Caxias do Sul 23/11/2024

O Quarteto Realista-Mágico – Episódio 2

Em que se conclui a questão sobre a transformadora experiência de encontrar semelhantes afeitos à leitura pelas plagas de Caxias do Sul
Produzido por Paulo Damin, 13/07/2022 às 07:33:35
Foto: ARQUIVO PESSOAL

O Dramático era um polaco careca precoce, cheio de enxaquecas e cacofonias. O Absurdo era um gringo encrustado no Fátima Baixo, ou Baixa, que tinha muito jeito mas não: quem era de fato era o Trágico, assumidamente fã de Jean Genet aos dezessete anos. Todos muito crônicos, enquanto eu era o cronista. Nunca tive talento para ser personagem.

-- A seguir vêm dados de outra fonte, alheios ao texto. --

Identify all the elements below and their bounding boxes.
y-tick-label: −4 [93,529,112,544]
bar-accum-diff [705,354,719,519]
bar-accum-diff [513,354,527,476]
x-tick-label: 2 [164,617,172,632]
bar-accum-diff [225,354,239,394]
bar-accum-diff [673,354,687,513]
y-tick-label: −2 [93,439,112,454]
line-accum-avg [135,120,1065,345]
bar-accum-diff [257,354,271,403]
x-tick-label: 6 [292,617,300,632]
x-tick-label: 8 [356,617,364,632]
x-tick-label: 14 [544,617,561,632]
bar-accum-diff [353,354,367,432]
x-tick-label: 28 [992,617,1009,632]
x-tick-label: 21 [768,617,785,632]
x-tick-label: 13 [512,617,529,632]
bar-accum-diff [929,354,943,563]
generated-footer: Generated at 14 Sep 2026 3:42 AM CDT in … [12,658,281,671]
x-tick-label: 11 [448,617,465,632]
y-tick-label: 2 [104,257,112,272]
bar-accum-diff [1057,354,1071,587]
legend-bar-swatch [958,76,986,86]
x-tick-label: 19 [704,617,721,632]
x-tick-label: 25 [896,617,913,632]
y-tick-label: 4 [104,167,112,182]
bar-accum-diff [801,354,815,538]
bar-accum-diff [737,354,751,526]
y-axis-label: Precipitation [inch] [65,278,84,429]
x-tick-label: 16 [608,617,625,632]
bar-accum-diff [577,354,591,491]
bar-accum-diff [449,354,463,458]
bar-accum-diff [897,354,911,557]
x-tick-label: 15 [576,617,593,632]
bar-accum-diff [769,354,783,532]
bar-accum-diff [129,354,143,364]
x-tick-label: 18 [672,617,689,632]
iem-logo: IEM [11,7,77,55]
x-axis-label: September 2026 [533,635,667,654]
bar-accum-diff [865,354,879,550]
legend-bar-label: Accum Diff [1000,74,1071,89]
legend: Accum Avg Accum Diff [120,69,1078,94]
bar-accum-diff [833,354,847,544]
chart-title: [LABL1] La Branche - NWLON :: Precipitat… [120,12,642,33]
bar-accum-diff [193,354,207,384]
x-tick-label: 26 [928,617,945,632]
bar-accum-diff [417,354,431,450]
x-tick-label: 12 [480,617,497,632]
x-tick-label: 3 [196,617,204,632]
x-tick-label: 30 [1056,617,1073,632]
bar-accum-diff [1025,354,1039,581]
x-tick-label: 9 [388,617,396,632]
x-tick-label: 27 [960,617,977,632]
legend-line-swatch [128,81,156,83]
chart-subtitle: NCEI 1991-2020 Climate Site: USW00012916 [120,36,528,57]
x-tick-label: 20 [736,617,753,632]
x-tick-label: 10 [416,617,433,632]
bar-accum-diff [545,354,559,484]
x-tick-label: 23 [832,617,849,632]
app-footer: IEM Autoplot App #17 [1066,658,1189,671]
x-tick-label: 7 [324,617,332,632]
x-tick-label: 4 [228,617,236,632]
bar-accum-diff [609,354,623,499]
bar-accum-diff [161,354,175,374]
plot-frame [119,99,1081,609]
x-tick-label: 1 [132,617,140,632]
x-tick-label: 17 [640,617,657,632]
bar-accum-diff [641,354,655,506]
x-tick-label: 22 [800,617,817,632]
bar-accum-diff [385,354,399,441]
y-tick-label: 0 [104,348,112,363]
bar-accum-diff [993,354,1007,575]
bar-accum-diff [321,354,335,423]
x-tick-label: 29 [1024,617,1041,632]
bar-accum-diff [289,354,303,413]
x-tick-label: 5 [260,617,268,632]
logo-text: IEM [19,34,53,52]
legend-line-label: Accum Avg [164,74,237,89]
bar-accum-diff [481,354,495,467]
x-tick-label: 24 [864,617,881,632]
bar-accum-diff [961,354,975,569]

Naquela época, não havia internet nem telefone. Era preciso marcar as reuniões do Quarteto por telepatia. A gente pensava: é sábado, está chovendo em Caxias, vou levar meus rabiscos para a igreja de Santos Anjos, a gurizada vai aparecer. E aparecia. Porque amizade era isso: tédio e sincronia.

E havia a literatura. Esse propósito de vida. Cada um levava um livrinho. Tipo assim:

“Lúcio Cardoso ou nada”, dizia o Dramático.

“Artaud!”, retrucava o Trágico.

“Isso é porque vocês nunca leram Papillon, dizia o Absurdo.

Eu tomava notas, tentando ficar calmo diante da angústia juvenil de jamais me atualizar a tempo diante da literatura clássica que me aparecia vanguardista todo dia.

Conquistar Caxias para a beleza, eu me repetia, como um mantra, enquanto o Quarteto Realista-Mágico se digladiava acerca de qual perspectiva estética devia ser adotada na Colônia.

O Dramático achava que devíamos explorar os fantasmas latentes no imaginário cristão dos agricultores. O Absurdo defendia que a chave estava em escancarar os rinocerontes recalcados. Eu dizia que o segredo era rir de nós mesmos e o Trágico, nesse meio tempo, declarava seu amor a alguém no orelhão da esquina.

Nunca chegávamos a uma solução comum. Afinal, valia tudo, era literatura, cada um com uma perspectiva. Cada um era um exército de um homem só, como disse dramaticamente Tabajara Ruas, segundo meu amigo Absurdo, fã de Dyonélio Machado, em conversa que flagrei com o Trágico, numa noite de cães danados.

Mas algo precisávamos concretizar. Éramos o Quarteto Realista-Mágico. Éramos os Quatro Leitores do Apocaxias.

“No princípio está a palavra”, dizia o Dramático.

“No princípio está a ação”, dizia o Trágico.

“No precipício”, ensaiava o Absurdo, e acabava a lauda da crônica que eu vivia tentando escrever para o jornal local.

Paulo Damin é escritor e tradutor em Caxias do Sul.